From 1962 to 1965, Wolfe served as Education Chief for the United States House of Representatives Committee on Education and Labor. Her publications appeared widely in professional, religious, and government journals. In 1970 she became the first black woman ordained by the American Baptist Church and served as associate minister in the First Baptist Church of Cranford, New Jersey.

In 1940 Wolfe married Henry Roy Partridge, a specialist in agricultural economics and commercial dietetics at Tuskegee Institute. They had one son (Henry Roy Partridge, Jr.) and separated in 1950. Wolfe later married Estemore Alvis Wolfe, a business executive, in 1959. Their marriage ended in 1966.
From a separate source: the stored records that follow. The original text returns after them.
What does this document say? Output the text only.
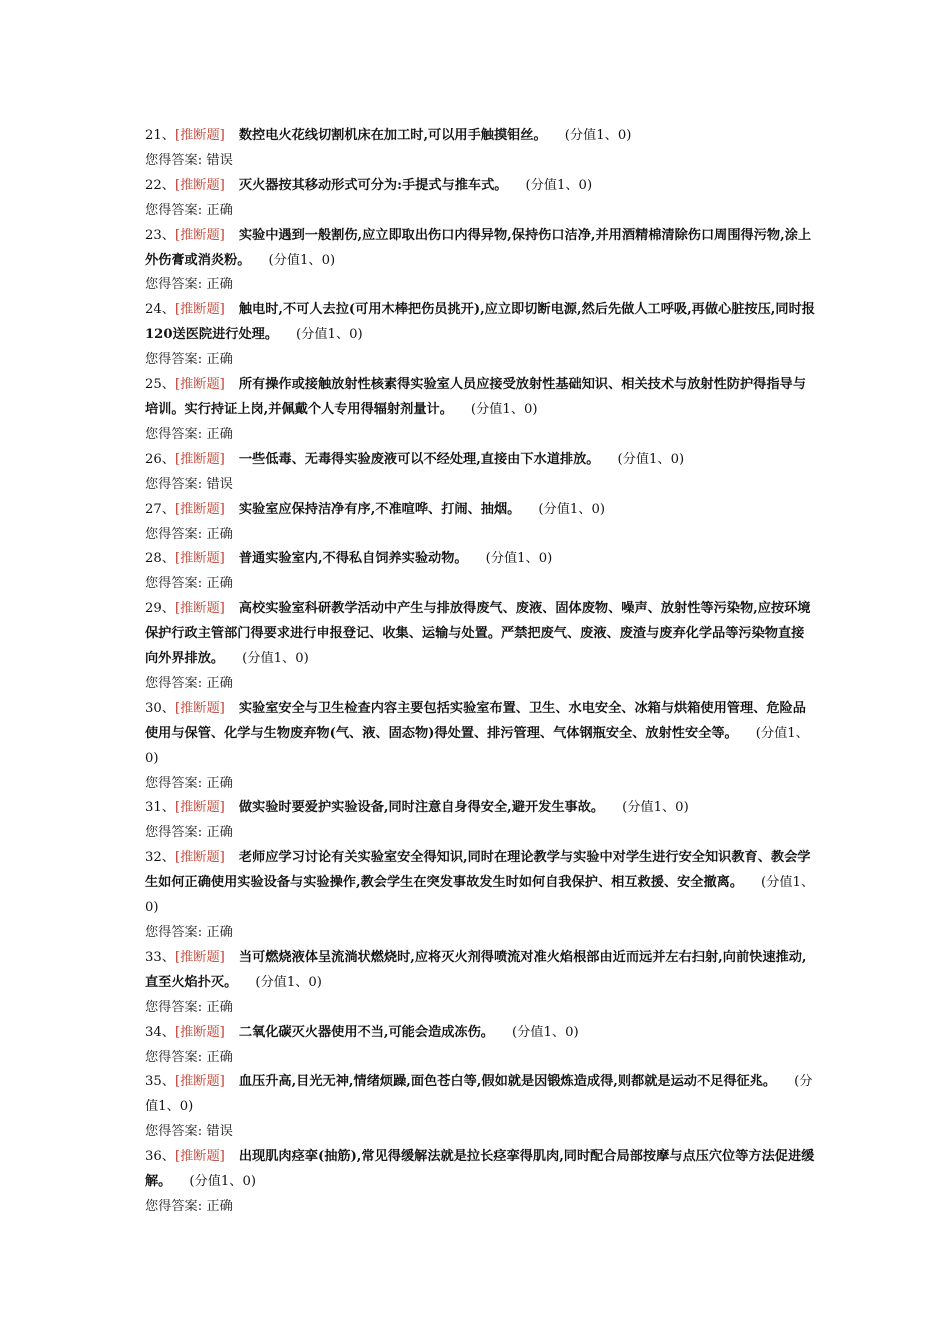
21、[推断题] 数控电火花线切割机床在加工时,可以用手触摸钼丝。 (分值1、0)

您得答案: 错误

22、[推断题] 灭火器按其移动形式可分为:手提式与推车式。 (分值1、0)

您得答案: 正确

23、[推断题] 实验中遇到一般割伤,应立即取出伤口内得异物,保持伤口洁净,并用酒精棉清除伤口周围得污物,涂上外伤膏或消炎粉。 (分值1、0)

您得答案: 正确

24、[推断题] 触电时,不可人去拉(可用木棒把伤员挑开),应立即切断电源,然后先做人工呼吸,再做心脏按压,同时报120送医院进行处理。 (分值1、0)

您得答案: 正确

25、[推断题] 所有操作或接触放射性核素得实验室人员应接受放射性基础知识、相关技术与放射性防护得指导与培训。实行持证上岗,并佩戴个人专用得辐射剂量计。 (分值1、0)

您得答案: 正确

26、[推断题] 一些低毒、无毒得实验废液可以不经处理,直接由下水道排放。 (分值1、0)

您得答案: 错误

27、[推断题] 实验室应保持洁净有序,不准喧哗、打闹、抽烟。 (分值1、0)

您得答案: 正确

28、[推断题] 普通实验室内,不得私自饲养实验动物。 (分值1、0)

您得答案: 正确

29、[推断题] 高校实验室科研教学活动中产生与排放得废气、废液、固体废物、噪声、放射性等污染物,应按环境保护行政主管部门得要求进行申报登记、收集、运输与处置。严禁把废气、废液、废渣与废弃化学品等污染物直接向外界排放。 (分值1、0)

您得答案: 正确

30、[推断题] 实验室安全与卫生检查内容主要包括实验室布置、卫生、水电安全、冰箱与烘箱使用管理、危险品使用与保管、化学与生物废弃物(气、液、固态物)得处置、排污管理、气体钢瓶安全、放射性安全等。 (分值1、0)

您得答案: 正确

31、[推断题] 做实验时要爱护实验设备,同时注意自身得安全,避开发生事故。 (分值1、0)

您得答案: 正确

32、[推断题] 老师应学习讨论有关实验室安全得知识,同时在理论教学与实验中对学生进行安全知识教育、教会学生如何正确使用实验设备与实验操作,教会学生在突发事故发生时如何自我保护、相互救援、安全撤离。 (分值1、0)

您得答案: 正确

33、[推断题] 当可燃烧液体呈流淌状燃烧时,应将灭火剂得喷流对准火焰根部由近而远并左右扫射,向前快速推动,直至火焰扑灭。 (分值1、0)

您得答案: 正确

34、[推断题] 二氧化碳灭火器使用不当,可能会造成冻伤。 (分值1、0)

您得答案: 正确

35、[推断题] 血压升高,目光无神,情绪烦躁,面色苍白等,假如就是因锻炼造成得,则都就是运动不足得征兆。 (分值1、0)

您得答案: 错误

36、[推断题] 出现肌肉痉挛(抽筋),常见得缓解法就是拉长痉挛得肌肉,同时配合局部按摩与点压穴位等方法促进缓解。 (分值1、0)

您得答案: 正确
Wolfe was the Vice-President of the National Alliance for Safer Cities, an official nongovernmental organization represented at the United Nations, and was active in Delta Kappa Gamma, Zeta Phi Beta, and Kappa Delta Pi sororities. She died in 2004.

Physical Location

Collection stored off site: researchers must request access 36 hours before use.

Immediate Source of Acquisition

Accession number: 98-M104

The papers of Deborah Wolfe were given to the Schlesinger Library in June 1998 by Deborah Wolfe.

Related Material:

There is related material at the Schlesinger Library; see Wolfe's oral history in the Interviews of the Black Women Oral History Project, 1976-1981 (OH-31; T-32) and an additional photo of Wolfe in the Biographical files of the Black Women Oral History Project, 1879-2011 (MC 916).

Processing Information

Processed: July 2017

By: Jehan Sinclair, with assistance from Margaret Dalton.

Title
Wolfe, Deborah, 1916-2004. Papers of Deborah Wolfe, 1945-1970: A Finding Aid
Author
Arthur and Elizabeth Schlesinger Library on the History of Women in America
Language of description
eng
EAD ID
sch01536

Repository Details

Part of the Schlesinger Library, Radcliffe Institute Repository

The preeminent research library on the history of women in the United States, the Schlesinger Library documents women's lives from the past and present for the future. In addition to its traditional strengths in the history of feminisms, women’s health, and women’s activism, the Schlesinger collections document the intersectional workings of race and ethnicity, gender, sexuality, and class in American history.